Chinese business executive

Zhou Mengbo (周孟波 (Zhōu Mèngbō); born February 1965) is a Chinese business executive who served as deputy party secretary of China Railway Engineering Corporation between 2018 and 2019. Previously he was vice chairman from 2007 to 2018 and deputy general manager from 2006 to 2007. He is also a professor-level senior engineer. He absconded from China in May 2019 and arrested overseas and sent back in August 2021.

== Biography ==
Born in February 1965, he graduated from PLA Railway Corps Engineering College and Shijiazhuang Tiedao University.
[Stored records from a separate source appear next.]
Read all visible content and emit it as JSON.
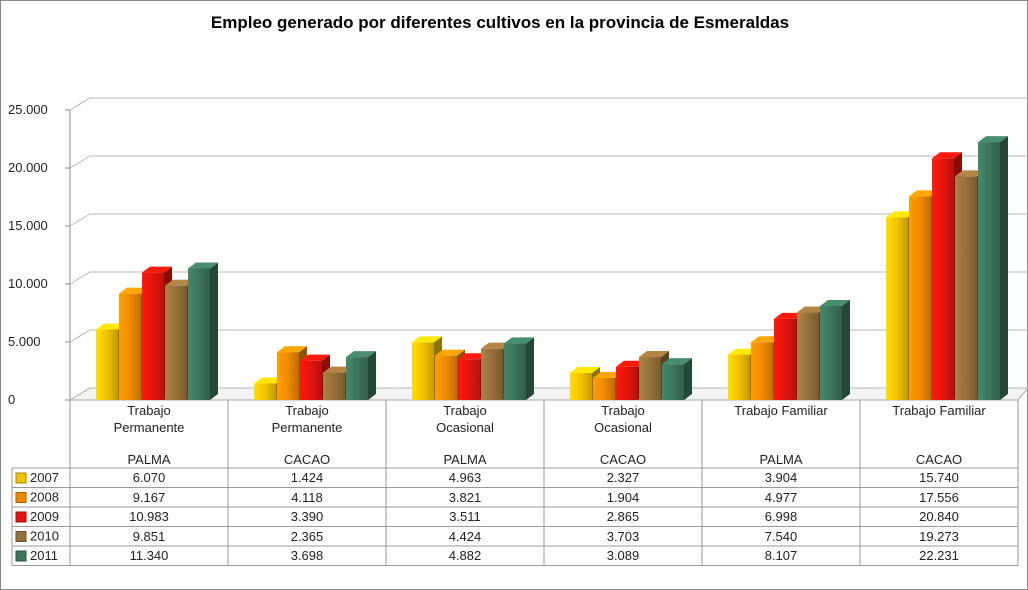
{
  "chart_data": {
    "type": "bar3d",
    "title": "Empleo generado por diferentes cultivos en la provincia de Esmeraldas",
    "categories": [
      [
        "Trabajo Permanente",
        "PALMA"
      ],
      [
        "Trabajo Permanente",
        "CACAO"
      ],
      [
        "Trabajo Ocasional",
        "PALMA"
      ],
      [
        "Trabajo Ocasional",
        "CACAO"
      ],
      [
        "Trabajo Familiar",
        "PALMA"
      ],
      [
        "Trabajo Familiar",
        "CACAO"
      ]
    ],
    "series": [
      {
        "name": "2007",
        "color": "#f2c200",
        "values": [
          6070,
          1424,
          4963,
          2327,
          3904,
          15740
        ],
        "value_labels": [
          "6.070",
          "1.424",
          "4.963",
          "2.327",
          "3.904",
          "15.740"
        ]
      },
      {
        "name": "2008",
        "color": "#ef8a00",
        "values": [
          9167,
          4118,
          3821,
          1904,
          4977,
          17556
        ],
        "value_labels": [
          "9.167",
          "4.118",
          "3.821",
          "1.904",
          "4.977",
          "17.556"
        ]
      },
      {
        "name": "2009",
        "color": "#e3150c",
        "values": [
          10983,
          3390,
          3511,
          2865,
          6998,
          20840
        ],
        "value_labels": [
          "10.983",
          "3.390",
          "3.511",
          "2.865",
          "6.998",
          "20.840"
        ]
      },
      {
        "name": "2010",
        "color": "#96703a",
        "values": [
          9851,
          2365,
          4424,
          3703,
          7540,
          19273
        ],
        "value_labels": [
          "9.851",
          "2.365",
          "4.424",
          "3.703",
          "7.540",
          "19.273"
        ]
      },
      {
        "name": "2011",
        "color": "#3c765c",
        "values": [
          11340,
          3698,
          4882,
          3089,
          8107,
          22231
        ],
        "value_labels": [
          "11.340",
          "3.698",
          "4.882",
          "3.089",
          "8.107",
          "22.231"
        ]
      }
    ],
    "ylim": [
      0,
      25000
    ],
    "yticks": [
      0,
      {
        "value": 5000,
        "label": "5.000"
      },
      {
        "value": 10000,
        "label": "10.000"
      },
      {
        "value": 15000,
        "label": "15.000"
      },
      {
        "value": 20000,
        "label": "20.000"
      },
      {
        "value": 25000,
        "label": "25.000"
      }
    ],
    "grid": true
  }
}
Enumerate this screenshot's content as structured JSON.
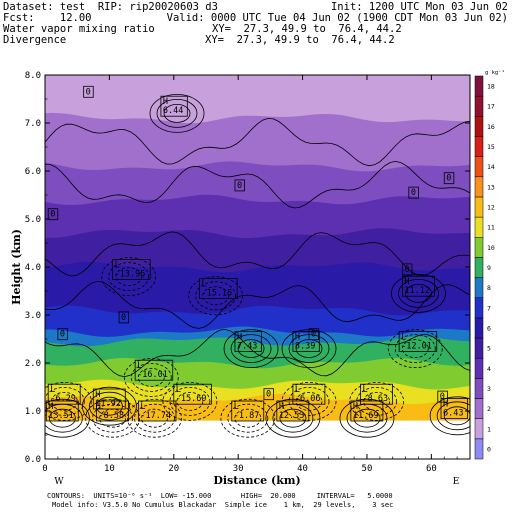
{
  "header": {
    "dataset_line": "Dataset: test  RIP: rip20020603 d3",
    "init_line": "Init: 1200 UTC Mon 03 Jun 02",
    "fcst_line": "Fcst:    12.00",
    "valid_line": "Valid: 0000 UTC Tue 04 Jun 02 (1900 CDT Mon 03 Jun 02)",
    "field1_name": "Water vapor mixing ratio",
    "field1_xy": "XY=  27.3, 49.9 to  76.4, 44.2",
    "field2_name": "Divergence",
    "field2_xy": "XY=  27.3, 49.9 to  76.4, 44.2"
  },
  "footer": {
    "contours_line": "CONTOURS:  UNITS=10⁻⁶ s⁻¹  LOW= -15.000       HIGH=  20.000     INTERVAL=   5.0000",
    "model_line": "Model info: V3.5.0 No Cumulus Blackadar  Simple ice    1 km,  29 levels,    3 sec"
  },
  "chart_data": {
    "type": "heatmap",
    "title": "",
    "xlabel": "Distance (km)",
    "ylabel": "Height (km)",
    "xlim": [
      0,
      66
    ],
    "ylim": [
      0,
      8
    ],
    "x_ticks": [
      0,
      10,
      20,
      30,
      40,
      50,
      60
    ],
    "y_ticks": [
      0.0,
      1.0,
      2.0,
      3.0,
      4.0,
      5.0,
      6.0,
      7.0,
      8.0
    ],
    "x_tick_labels": [
      "0",
      "10",
      "20",
      "30",
      "40",
      "50",
      "60"
    ],
    "y_tick_labels": [
      "0.0",
      "1.0",
      "2.0",
      "3.0",
      "4.0",
      "5.0",
      "6.0",
      "7.0",
      "8.0"
    ],
    "x_end_labels": {
      "left": "W",
      "right": "E"
    },
    "colorbar": {
      "unit_label": "g kg⁻¹",
      "levels": [
        0,
        1,
        2,
        3,
        4,
        5,
        6,
        7,
        8,
        9,
        10,
        11,
        12,
        13,
        14,
        15,
        16,
        17,
        18
      ],
      "colors": [
        "#8c8cf4",
        "#c8a0dc",
        "#a070cc",
        "#7e4ec0",
        "#5c30b0",
        "#4020a0",
        "#2a1aa8",
        "#2030c8",
        "#1e78c8",
        "#30b060",
        "#80cc30",
        "#e8e020",
        "#f8bc14",
        "#f89020",
        "#ee5018",
        "#d82018",
        "#b01010",
        "#901030",
        "#801040"
      ]
    },
    "moisture_layers_top_km": [
      {
        "level": 12,
        "top": 1.25
      },
      {
        "level": 11,
        "top": 1.55
      },
      {
        "level": 10,
        "top": 2.0
      },
      {
        "level": 9,
        "top": 2.45
      },
      {
        "level": 8,
        "top": 2.65
      },
      {
        "level": 7,
        "top": 3.1
      },
      {
        "level": 6,
        "top": 4.0
      },
      {
        "level": 5,
        "top": 4.7
      },
      {
        "level": 4,
        "top": 5.4
      },
      {
        "level": 3,
        "top": 6.1
      },
      {
        "level": 2,
        "top": 7.1
      },
      {
        "level": 1,
        "top": 8.0
      }
    ],
    "ground_height_km": 0.8,
    "contour_labels": [
      {
        "x": 6.0,
        "y": 7.65,
        "text": "0"
      },
      {
        "x": 18.0,
        "y": 7.35,
        "text": "H\n6.44"
      },
      {
        "x": 29.5,
        "y": 5.7,
        "text": "0"
      },
      {
        "x": 62.0,
        "y": 5.85,
        "text": "0"
      },
      {
        "x": 56.5,
        "y": 5.55,
        "text": "0"
      },
      {
        "x": 0.5,
        "y": 5.1,
        "text": "0"
      },
      {
        "x": 10.5,
        "y": 3.95,
        "text": "L\n-13.95"
      },
      {
        "x": 24.0,
        "y": 3.55,
        "text": "L\n-15.15"
      },
      {
        "x": 55.5,
        "y": 3.95,
        "text": "0"
      },
      {
        "x": 55.5,
        "y": 3.6,
        "text": "H\n11.12"
      },
      {
        "x": 11.5,
        "y": 2.95,
        "text": "0"
      },
      {
        "x": 2.0,
        "y": 2.6,
        "text": "0"
      },
      {
        "x": 29.5,
        "y": 2.45,
        "text": "H\n7.43"
      },
      {
        "x": 38.5,
        "y": 2.45,
        "text": "H\n8.39"
      },
      {
        "x": 55.0,
        "y": 2.45,
        "text": "L\n-12.01"
      },
      {
        "x": 41.0,
        "y": 2.6,
        "text": "0"
      },
      {
        "x": 14.0,
        "y": 1.85,
        "text": "L\n-16.01"
      },
      {
        "x": 0.5,
        "y": 1.35,
        "text": "L\n-6.29"
      },
      {
        "x": 7.5,
        "y": 1.25,
        "text": "H\n11.92"
      },
      {
        "x": 20.0,
        "y": 1.35,
        "text": "L\n-15.69"
      },
      {
        "x": 34.0,
        "y": 1.35,
        "text": "0"
      },
      {
        "x": 38.5,
        "y": 1.35,
        "text": "L\n-6.06"
      },
      {
        "x": 49.0,
        "y": 1.35,
        "text": "L\n-8.63"
      },
      {
        "x": 61.0,
        "y": 1.3,
        "text": "0"
      },
      {
        "x": 61.5,
        "y": 1.05,
        "text": "H\n6.43"
      },
      {
        "x": 0.2,
        "y": 1.0,
        "text": "H\n13.51"
      },
      {
        "x": 8.0,
        "y": 1.0,
        "text": "L\n-8.58"
      },
      {
        "x": 14.5,
        "y": 1.0,
        "text": "L\n-17.74"
      },
      {
        "x": 29.0,
        "y": 1.0,
        "text": "L\n-1.87"
      },
      {
        "x": 36.0,
        "y": 1.0,
        "text": "H\n12.53"
      },
      {
        "x": 47.5,
        "y": 1.0,
        "text": "H\n11.69"
      }
    ]
  }
}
In July 1985, he joined the China Railway Group Limited. He was appointed director of China Railway Bridge Bureau Group Co., Ltd., in August 2000, becoming chairman and general manager in April 2001. In September 2006, he was appointed deputy general manager of China Railway Engineering General Corporation (now China Railway Engineering Corporation). After this office was terminated in September 2007, he was elevated to vice chairman. In March 2018, he was appointed Chinese Communist Party Deputy Committee Secretary, serving in the post until his resignation in May 2019.

=== Downfall ===
In May 2019, Zhou absconded abroad, and was caught by the International Office of Fleeing and Recovery of the Central Anti Corruption Coordination Group, Ministry of Public Security, and Henan Provincial Supervision Commission, cooperating with a foreign law enforcement agency.